Mitch: Yeah, that’s the thing. That’s what that comes from, because if they were in their underwear, I’d think they were ridiculous so I’d have no problem looking at them.
Corey: If people listen to your CDs, they can definitely tell you pay attention, because you comment on the laughs and how (the jokes) are doing.
Mitch: That’s how I try to do it. That’s how I try to show it, man. You hit the nail on the head. To show I’m actually there, I do as much as I can to commentate on where I’m at, so they don’t think this guy is in his own book and doing his jokes and not thinking about it.
Corey: I love your material, and I would imagine it’s hard to write and also hard to memorize. How do you do that?
Mitch: Ever since I’ve had enough jokes to not have to do them in order … Up to the point where you had enough jokes, you had to do them in order usually, just so you remember them and know you’re doing them all. But now I have enough jokes where I have an overflow. If I’m doing an hour, I have some left over. I just go on there. A lot of times I just start with something I usually start with. But usually I just like to feel it out and go with what’s going on. Sometimes, you can tell.
I don’t have a lot of drug jokes, but this is most obvious representation of what I’m about to say. You do a drug joke, and you can tell the crowd isn’t gonna laugh that hard at a dumb-ass drug joke, so you say, ‘I’m not gonna do that anymore,’ and you go on to something else. I don’t have anything controversial so that’s never a problem. I just bob and weave through my act. It’s pretty scientific, yet it’s natural, too. Every now and then you can be stuck at the end, and like, ‘Shit, I did all my big laugh jokes already, and all I’ve got left are these fucking semi-obscure ones. Can you hang on one second?’

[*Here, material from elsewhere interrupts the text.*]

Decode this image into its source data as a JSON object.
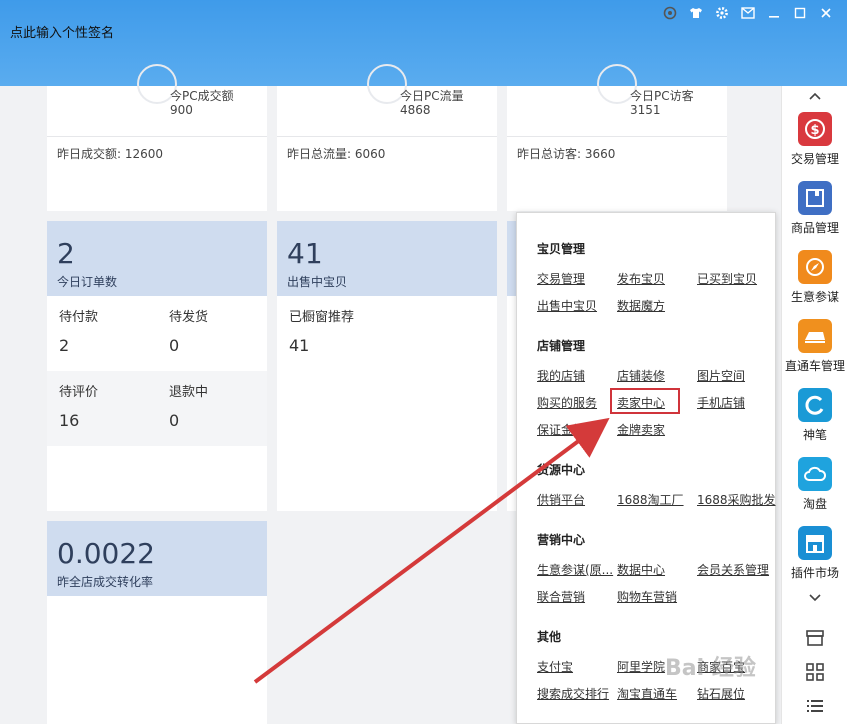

Corey: Can you talk about your writing process?
Mitch: I write my jokes in a short format. Usually I’ll come up with an idea. It’s pretty much a whole joke, but I don’t sit there and try and figure out exactly how I’m going to try and say it. I used to do that, but now I just come up with the concept, and then I write that down. Then onstage, I just try and say it. That feels much more natural. Usually the right words come out onstage, much more so than sitting in your hotel room and trying to come up with the right words.
For some reason, the stage makes the right words come out. What I do is, go onstage and I’ll do as much new material up front as possible. As soon as I get too many jokes in a row that don’t work, I’ll go back to the older stuff. If they’re on my side and things are going good, I’ll try more new stuff. It’s pretty simple. That’s it. I just like to do as much new stuff as possible. If I go onstage and do all old stuff, I’ll get too into the rut of that and be afraid to try the new shit.
Corey: What inspires your jokes?
Mitch: It’s more about just going in my head and thinking. I don’t go back too far. I’ll go back to the last 24 to 48 hours or maybe a week at the most and think about what’s happened to me and conjure up the silly moments of how things have been going. If something’s happening that’s really amazing, I’ll make sure I write it down at that moment. It’s usually more mental than visual. It’s visual at first, and then later on I just try and remember things. If you pull out a notebook while you’re out on the town with people, all they want to know is if what you’re writing down is about them. I try not to write about people too much.
Corey: What would we see if we went inside Mitch’s head?
Mitch: You’d probably see an anti-HBO sign, a big circle with a cross through it because they won’t give me a special. Other than that, I don’t know, man. I think everyone has got great jokes in their head. When I see a comedian who’s obviously emulating some other comedian, I’m like, ‘You’re fucked, man, because I know inside that head of yours you have a bunch of individual situations you can do and be funny.’ I’m scared that people will find out they can be comedians, too. If everyone’s a comic, I’m gonna have a hard time getting work. I try not to tell everyone that fact.